Once your product is ready for the major leagues, it is time to change the developer boards for industrial solutions. As a result, you will work with an experienced OEM to review requirements to make sure you get rid of unnecessary features for your application and that you meet industrial features. In fact, you need to source boards that can work between 12-34 volts (24 Volts ideally) both in the input and output.
You will also adapt footprint and study industrial standards and protections. Finally, you can analyze your whole product offering to see untapped potential to re-design several boards. If you use the same board for several products, you can improve inventory management and reduce costs. This is particularly important with the current market conditions. Read a success story here.
That is the secret, if you control the design and partner alongside a trustworthy OEM, you manage the lifecycle of your product which translates in capital and operating expenses savings. Consequently, you will reduce manufacturing complexity and reduce the amount of inventory to hold on your facilities.

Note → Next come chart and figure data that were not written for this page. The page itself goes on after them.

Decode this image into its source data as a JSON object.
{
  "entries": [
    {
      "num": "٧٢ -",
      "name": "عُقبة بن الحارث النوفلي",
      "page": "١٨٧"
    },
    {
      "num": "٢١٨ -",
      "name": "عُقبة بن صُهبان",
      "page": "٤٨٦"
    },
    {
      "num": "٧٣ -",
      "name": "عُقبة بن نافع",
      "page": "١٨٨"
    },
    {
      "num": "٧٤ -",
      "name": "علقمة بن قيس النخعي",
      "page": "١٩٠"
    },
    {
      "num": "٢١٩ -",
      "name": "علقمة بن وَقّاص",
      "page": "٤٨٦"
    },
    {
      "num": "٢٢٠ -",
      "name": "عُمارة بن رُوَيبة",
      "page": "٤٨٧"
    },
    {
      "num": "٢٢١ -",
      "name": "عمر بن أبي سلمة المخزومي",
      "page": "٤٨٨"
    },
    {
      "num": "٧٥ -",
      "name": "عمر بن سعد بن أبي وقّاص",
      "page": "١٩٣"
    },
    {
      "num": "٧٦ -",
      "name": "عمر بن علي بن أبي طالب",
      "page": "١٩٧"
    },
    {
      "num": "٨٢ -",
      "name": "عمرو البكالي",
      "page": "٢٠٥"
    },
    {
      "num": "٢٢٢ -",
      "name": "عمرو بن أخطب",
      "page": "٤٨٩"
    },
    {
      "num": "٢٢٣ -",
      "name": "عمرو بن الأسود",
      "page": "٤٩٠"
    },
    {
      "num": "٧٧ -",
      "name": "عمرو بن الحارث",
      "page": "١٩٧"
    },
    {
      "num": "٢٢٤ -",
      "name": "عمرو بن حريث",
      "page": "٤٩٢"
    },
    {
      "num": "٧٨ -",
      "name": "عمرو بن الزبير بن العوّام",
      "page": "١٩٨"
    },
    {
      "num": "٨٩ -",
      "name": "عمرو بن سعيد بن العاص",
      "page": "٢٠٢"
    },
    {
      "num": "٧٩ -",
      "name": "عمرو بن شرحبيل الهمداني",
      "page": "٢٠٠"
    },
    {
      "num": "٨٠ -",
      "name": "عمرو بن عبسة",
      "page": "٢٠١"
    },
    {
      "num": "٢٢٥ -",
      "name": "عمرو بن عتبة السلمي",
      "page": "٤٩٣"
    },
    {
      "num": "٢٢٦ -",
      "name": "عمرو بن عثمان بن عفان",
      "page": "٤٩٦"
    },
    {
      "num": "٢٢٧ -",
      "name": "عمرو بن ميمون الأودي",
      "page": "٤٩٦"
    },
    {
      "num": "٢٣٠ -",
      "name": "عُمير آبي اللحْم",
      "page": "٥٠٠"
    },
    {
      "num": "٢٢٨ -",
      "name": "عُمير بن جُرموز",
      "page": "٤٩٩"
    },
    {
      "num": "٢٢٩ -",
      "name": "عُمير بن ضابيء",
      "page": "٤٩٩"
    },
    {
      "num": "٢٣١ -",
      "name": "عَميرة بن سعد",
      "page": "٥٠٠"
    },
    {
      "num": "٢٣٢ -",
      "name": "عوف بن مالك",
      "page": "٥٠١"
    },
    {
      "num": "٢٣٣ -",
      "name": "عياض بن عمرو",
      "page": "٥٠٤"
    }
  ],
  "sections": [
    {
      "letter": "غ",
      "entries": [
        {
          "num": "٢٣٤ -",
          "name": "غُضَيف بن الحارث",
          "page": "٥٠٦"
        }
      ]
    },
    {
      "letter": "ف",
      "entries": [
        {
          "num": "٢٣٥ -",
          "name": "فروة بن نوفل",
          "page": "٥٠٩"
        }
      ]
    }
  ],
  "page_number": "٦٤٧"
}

Let’s not forget about user experience. Industrial solutions tailored to your application will perform best. They were designed and created for your specific software and offer 100% compatibility with your system. In short, when you use customized industrial solutions, you are looking for a business partner that helps you navigate certifications and guarantee availability of components for longer periods.
Both developer and industrial boards are necessary and important. They are just used in specific applications. This is where you need to be careful. Just like the minor and major leagues need each other, at some point you will have to work with developer and industrial boards. Just keep in mind your objective and the specific requirements of your application to guarantee that you are leveraging your investment to the fullest.